Topic: Securities & Capital Markets

Petition for Rulemaking on the Definition of Eligible Contract Participant in Commodity Exchange Act Section 1a(18), Interpretive Letter, Exemptive Relief, or Other Guidance

August 24, 2012 | American Bankers Association (ABA)

The ABA seeks CFTC and SEC rulemaking, an interpretive letter, exemptive relief, or other guidance on the eligible contract participant (ECP) definition. As a result of Dodd-Frank Act rulemaking implementation effective October 12, 2012, only ECPs are able to enter into over-the-counter swaps. Banks need clarity on the ECP definition and it has a particular impact on small and medium-sized businesses. The CFTC issued a No-Action and Interpretation Letter on the implementation date.

Why US swap definitions need clarifying quickly

July 23, 2012 | International Financial Law Review (IFLR)

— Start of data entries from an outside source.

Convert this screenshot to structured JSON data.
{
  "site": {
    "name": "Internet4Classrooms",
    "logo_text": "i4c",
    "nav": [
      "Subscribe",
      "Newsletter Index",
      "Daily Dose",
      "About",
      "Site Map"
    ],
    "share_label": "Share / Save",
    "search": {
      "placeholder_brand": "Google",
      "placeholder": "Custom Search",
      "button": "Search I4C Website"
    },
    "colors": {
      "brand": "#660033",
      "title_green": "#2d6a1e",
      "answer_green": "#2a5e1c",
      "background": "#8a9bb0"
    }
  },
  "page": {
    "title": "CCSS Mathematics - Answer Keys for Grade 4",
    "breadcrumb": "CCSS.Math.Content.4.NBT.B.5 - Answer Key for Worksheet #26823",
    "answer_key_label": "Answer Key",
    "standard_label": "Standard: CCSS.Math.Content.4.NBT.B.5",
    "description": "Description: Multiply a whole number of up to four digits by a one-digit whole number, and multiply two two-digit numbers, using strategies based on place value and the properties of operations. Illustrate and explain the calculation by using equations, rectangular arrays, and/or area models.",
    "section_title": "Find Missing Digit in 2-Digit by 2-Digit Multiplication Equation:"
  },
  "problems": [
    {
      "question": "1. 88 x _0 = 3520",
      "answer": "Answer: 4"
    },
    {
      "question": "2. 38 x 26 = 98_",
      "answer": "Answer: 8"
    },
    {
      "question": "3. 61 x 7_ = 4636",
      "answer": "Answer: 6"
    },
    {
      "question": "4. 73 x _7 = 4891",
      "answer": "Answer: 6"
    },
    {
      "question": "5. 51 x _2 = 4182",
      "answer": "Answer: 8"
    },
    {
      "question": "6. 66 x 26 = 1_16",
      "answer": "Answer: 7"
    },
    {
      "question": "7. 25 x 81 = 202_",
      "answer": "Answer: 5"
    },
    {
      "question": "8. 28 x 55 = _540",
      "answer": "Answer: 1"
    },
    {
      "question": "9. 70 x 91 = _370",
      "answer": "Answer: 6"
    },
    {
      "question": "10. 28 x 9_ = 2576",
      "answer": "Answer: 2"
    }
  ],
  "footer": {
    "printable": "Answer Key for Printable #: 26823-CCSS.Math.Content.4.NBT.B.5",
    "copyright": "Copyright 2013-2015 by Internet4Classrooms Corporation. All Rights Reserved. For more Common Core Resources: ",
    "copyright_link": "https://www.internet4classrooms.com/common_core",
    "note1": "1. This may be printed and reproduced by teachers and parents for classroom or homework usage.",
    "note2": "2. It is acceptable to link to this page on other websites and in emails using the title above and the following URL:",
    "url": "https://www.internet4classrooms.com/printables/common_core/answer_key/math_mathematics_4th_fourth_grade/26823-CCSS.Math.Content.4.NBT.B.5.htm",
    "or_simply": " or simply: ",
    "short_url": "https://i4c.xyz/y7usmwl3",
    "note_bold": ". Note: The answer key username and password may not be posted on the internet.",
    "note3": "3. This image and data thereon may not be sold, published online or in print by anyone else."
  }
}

This article focuses on the implementation of the new regulations for the swap markets, including registration, reporting, business conduct, and other requirements. It also discusses the cross-border implications for swap dealers and major swap participants. Diana is quoted as encouraging the CFTC to adhere to its pledge to work with market participants to ensure a smooth transition.

CFTC Said to Exempt Banks Under $10 Billion From Clearing

July 6, 2012 | Bloomberg News by Silla Brush

The article provides an overview of the role of clearing and the Dodd-Frank Act mandate to move most swaps to clearinghouses. It forecasted an exemption for banks with less than $10 billion in assets that use swaps to hedge and mitigate risk. Diana is quoted as advocating for a risk-based measurement because it will better reflect potential market risk.

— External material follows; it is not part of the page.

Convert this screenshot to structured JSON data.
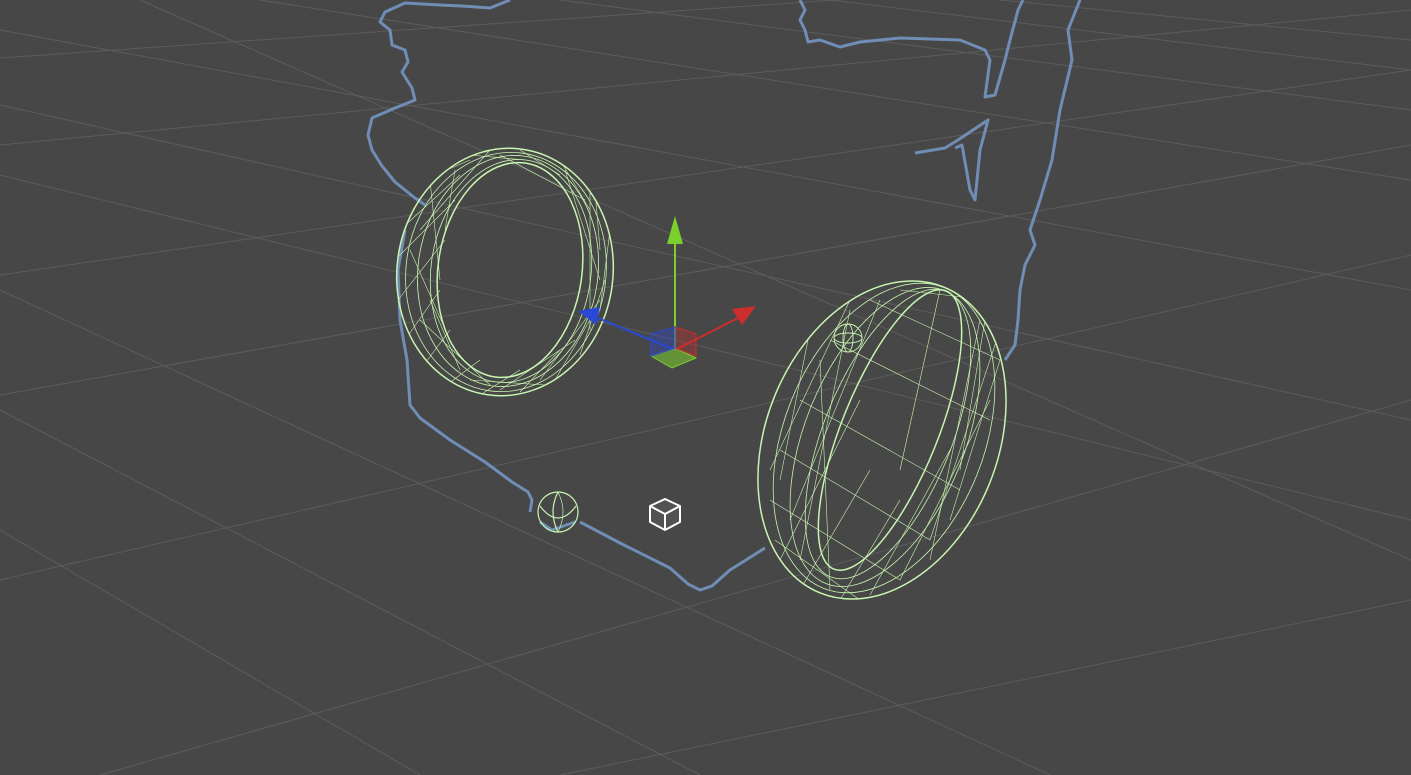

The New Deregistration Thresholds Under the JOBS Act: What Community Bankers Should Know

June 1, 2012 | Banking Exchange by Steve Cocheo

The Jumpstart Our Business Startups Act (JOBS Act) enacted in April 2012 raised the shareholder registration and deregistration thresholds for banks. Now community banks with fewer than 2,000 shareholders of record do not need to register to become a public company and those with less than 1,200 can deregister. Diana moderated a recorded telephone briefing about issues bank boards should consider before going private, including costs, market liquidity, and impact on future capital raising.

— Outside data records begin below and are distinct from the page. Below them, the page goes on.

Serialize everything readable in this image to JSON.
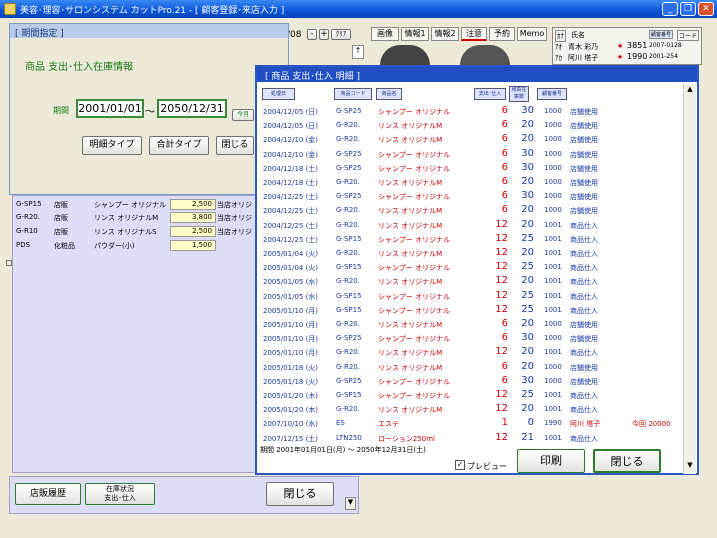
{
  "window": {
    "title": "美容･理容･サロンシステム カットPro.21 - [ 顧客登録･来店入力 ]",
    "min": "_",
    "restore": "❐",
    "close": "✕"
  },
  "background": {
    "date_partial": "/08",
    "nav_prev": "-",
    "nav_next": "+",
    "clear": "ｸﾘｱ",
    "tabs": [
      "画像",
      "情報1",
      "情報2",
      "注意",
      "予約",
      "Memo"
    ],
    "right_header": {
      "kana": "ｶﾅ",
      "name_label": "氏名",
      "cust_no": "顧客番号",
      "code": "コード"
    },
    "customers": [
      {
        "kana": "ｱｵ",
        "name": "青木 彩乃",
        "star": "★",
        "no": "3851",
        "code": "2007-0128"
      },
      {
        "kana": "ｱｶ",
        "name": "阿川 塔子",
        "star": "★",
        "no": "1990",
        "code": "2001-254"
      }
    ]
  },
  "period_dialog": {
    "title": "[ 期間指定 ]",
    "heading": "商品 支出･仕入在庫情報",
    "period_label": "期間",
    "date_from": "2001/01/01",
    "tilde": "～",
    "date_to": "2050/12/31",
    "this_month": "今月",
    "detail_btn": "明細タイプ",
    "total_btn": "合計タイプ",
    "close_btn": "閉じる"
  },
  "lower_list": [
    {
      "code": "G-SP15",
      "cat": "店販",
      "name": "シャンプー オリジナル",
      "price": "2,500",
      "note": "当店オリジ"
    },
    {
      "code": "G-R20.",
      "cat": "店販",
      "name": "リンス オリジナルM",
      "price": "3,800",
      "note": "当店オリジ"
    },
    {
      "code": "G-R10",
      "cat": "店販",
      "name": "リンス オリジナルS",
      "price": "2,500",
      "note": "当店オリジ"
    },
    {
      "code": "PDS",
      "cat": "化粧品",
      "name": "パウダー(小)",
      "price": "1,500",
      "note": ""
    }
  ],
  "footer": {
    "history_btn": "店販履歴",
    "stock_btn_1": "在庫状況",
    "stock_btn_2": "支出･仕入",
    "close_btn": "閉じる"
  },
  "detail": {
    "title": "[ 商品 支出･仕入 明細 ]",
    "headers": {
      "date": "処理日",
      "code": "商品コード",
      "name": "商品名",
      "out_in": "支出･仕入",
      "stock": "残高在庫数",
      "cust_no": "顧客番号"
    },
    "rows": [
      {
        "date": "2004/12/05 (日)",
        "code": "G-SP25",
        "name": "シャンプー オリジナル",
        "qty": "6",
        "stock": "30",
        "cust": "1000",
        "note": "店舗使用"
      },
      {
        "date": "2004/12/05 (日)",
        "code": "G-R20.",
        "name": "リンス オリジナルM",
        "qty": "6",
        "stock": "20",
        "cust": "1000",
        "note": "店舗使用"
      },
      {
        "date": "2004/12/10 (金)",
        "code": "G-R20.",
        "name": "リンス オリジナルM",
        "qty": "6",
        "stock": "20",
        "cust": "1000",
        "note": "店舗使用"
      },
      {
        "date": "2004/12/10 (金)",
        "code": "G-SP25",
        "name": "シャンプー オリジナル",
        "qty": "6",
        "stock": "30",
        "cust": "1000",
        "note": "店舗使用"
      },
      {
        "date": "2004/12/18 (土)",
        "code": "G-SP25",
        "name": "シャンプー オリジナル",
        "qty": "6",
        "stock": "30",
        "cust": "1000",
        "note": "店舗使用"
      },
      {
        "date": "2004/12/18 (土)",
        "code": "G-R20.",
        "name": "リンス オリジナルM",
        "qty": "6",
        "stock": "20",
        "cust": "1000",
        "note": "店舗使用"
      },
      {
        "date": "2004/12/25 (土)",
        "code": "G-SP25",
        "name": "シャンプー オリジナル",
        "qty": "6",
        "stock": "30",
        "cust": "1000",
        "note": "店舗使用"
      },
      {
        "date": "2004/12/25 (土)",
        "code": "G-R20.",
        "name": "リンス オリジナルM",
        "qty": "6",
        "stock": "20",
        "cust": "1000",
        "note": "店舗使用"
      },
      {
        "date": "2004/12/25 (土)",
        "code": "G-R20.",
        "name": "リンス オリジナルM",
        "qty": "12",
        "stock": "20",
        "cust": "1001",
        "note": "商品仕入"
      },
      {
        "date": "2004/12/25 (土)",
        "code": "G-SP15",
        "name": "シャンプー オリジナル",
        "qty": "12",
        "stock": "25",
        "cust": "1001",
        "note": "商品仕入"
      },
      {
        "date": "2005/01/04 (火)",
        "code": "G-R20.",
        "name": "リンス オリジナルM",
        "qty": "12",
        "stock": "20",
        "cust": "1001",
        "note": "商品仕入"
      },
      {
        "date": "2005/01/04 (火)",
        "code": "G-SP15",
        "name": "シャンプー オリジナル",
        "qty": "12",
        "stock": "25",
        "cust": "1001",
        "note": "商品仕入"
      },
      {
        "date": "2005/01/05 (水)",
        "code": "G-R20.",
        "name": "リンス オリジナルM",
        "qty": "12",
        "stock": "20",
        "cust": "1001",
        "note": "商品仕入"
      },
      {
        "date": "2005/01/05 (水)",
        "code": "G-SP15",
        "name": "シャンプー オリジナル",
        "qty": "12",
        "stock": "25",
        "cust": "1001",
        "note": "商品仕入"
      },
      {
        "date": "2005/01/10 (月)",
        "code": "G-SP15",
        "name": "シャンプー オリジナル",
        "qty": "12",
        "stock": "25",
        "cust": "1001",
        "note": "商品仕入"
      },
      {
        "date": "2005/01/10 (月)",
        "code": "G-R20.",
        "name": "リンス オリジナルM",
        "qty": "6",
        "stock": "20",
        "cust": "1000",
        "note": "店舗使用"
      },
      {
        "date": "2005/01/10 (月)",
        "code": "G-SP25",
        "name": "シャンプー オリジナル",
        "qty": "6",
        "stock": "30",
        "cust": "1000",
        "note": "店舗使用"
      },
      {
        "date": "2005/01/10 (月)",
        "code": "G-R20.",
        "name": "リンス オリジナルM",
        "qty": "12",
        "stock": "20",
        "cust": "1001",
        "note": "商品仕入"
      },
      {
        "date": "2005/01/18 (火)",
        "code": "G-R20.",
        "name": "リンス オリジナルM",
        "qty": "6",
        "stock": "20",
        "cust": "1000",
        "note": "店舗使用"
      },
      {
        "date": "2005/01/18 (火)",
        "code": "G-SP25",
        "name": "シャンプー オリジナル",
        "qty": "6",
        "stock": "30",
        "cust": "1000",
        "note": "店舗使用"
      },
      {
        "date": "2005/01/20 (木)",
        "code": "G-SP15",
        "name": "シャンプー オリジナル",
        "qty": "12",
        "stock": "25",
        "cust": "1001",
        "note": "商品仕入"
      },
      {
        "date": "2005/01/20 (木)",
        "code": "G-R20.",
        "name": "リンス オリジナルM",
        "qty": "12",
        "stock": "20",
        "cust": "1001",
        "note": "商品仕入"
      },
      {
        "date": "2007/10/10 (水)",
        "code": "ES",
        "name": "エステ",
        "qty": "1",
        "stock": "0",
        "cust": "1990",
        "note": "阿川 塔子",
        "extra": "今回 20000"
      },
      {
        "date": "2007/12/15 (土)",
        "code": "LTN250",
        "name": "ローション250ml",
        "qty": "12",
        "stock": "21",
        "cust": "1001",
        "note": "商品仕入"
      }
    ],
    "period_footer": "期間 2001年01月01日(月) ～ 2050年12月31日(土)",
    "preview_label": "プレビュー",
    "print_btn": "印刷",
    "close_btn": "閉じる"
  }
}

Derivatives and Legal Lending Limits: Industry Perspectives

March 2012 | Conference of State Bank Supervisors (CSBS)

Diana provided formal training for state bank supervisors about the Dodd-Frank Act mandated new regulatory framework for the swaps markets. The presentation included background information about regulations and pending federal and state legislation. She focused on the measurement of credit exposure now included in lending limits for both national and state-chartered banks, single counterparty credit limits, margin requirements, affiliate transactions, and more.

Financial Regulatory Reform: Derivatives

November 4, 2011 | American Bar Association

In the full committee meeting of the Business Law Section Banking Law Committee (BLC), Diana gave a presentation about the new regulatory framework for the swaps markets mandated by the Dodd-Frank Act. She provided an overview of dozens of pending rules and related pending legislation. Her focus was on clearing and margin requirements, registration and regulation of market participants, transaction reporting, push-out of certain derivatives from the most active banks, and international implications.